Cody and I started our daily habit of taking a walk. I figure that over the past 17 years, I have walked an extra 15,000 miles, which has added immeasurably to my health. We would often walk to the dog park in my neighborhood, where Cody would run and play with the other dogs while I would enjoy chatting with my neighbors. Cody’s antics have kept me entertained.

In the winter, I would let him out in the backyard. When I let him back in, he would run upstairs and dive under the covers to get warm. When a friend came to visit, she was taking a nap on the living room couch when Cody went over and started enthusiastically licking her face. Cody’s nickname became “Kisses Without Warning.” When I took Cody on a trip to Yellowstone National Park, the first time he saw and smelled a bison herd he was so excited he began shaking all over.

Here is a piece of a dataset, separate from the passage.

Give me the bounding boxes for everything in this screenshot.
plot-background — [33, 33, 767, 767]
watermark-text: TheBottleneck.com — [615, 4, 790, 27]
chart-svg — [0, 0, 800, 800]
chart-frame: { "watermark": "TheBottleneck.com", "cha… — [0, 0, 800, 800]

Cody is older now. He likes to sit in the grass in the backyard sniffing the fall breezes with the sun on his back. He is content. He has taught me how to age. The past is gone; the future is unknown; there is only today for the possibility of joy.

He has also taught me that sometimes it’s all about putting one paw in front of the other. Someday soon I will have to make a decision that all dog owners dread. When that day comes, I will weigh 17 years of joy against the inevitable sadness. I think it’s a fair trade-off.

Sometimes I wonder if I will have room in my heart for another dog, but I already know the answer to that question. When you adopt a dog, your heart always expands.

Cheryl Pearson lives in Central Point.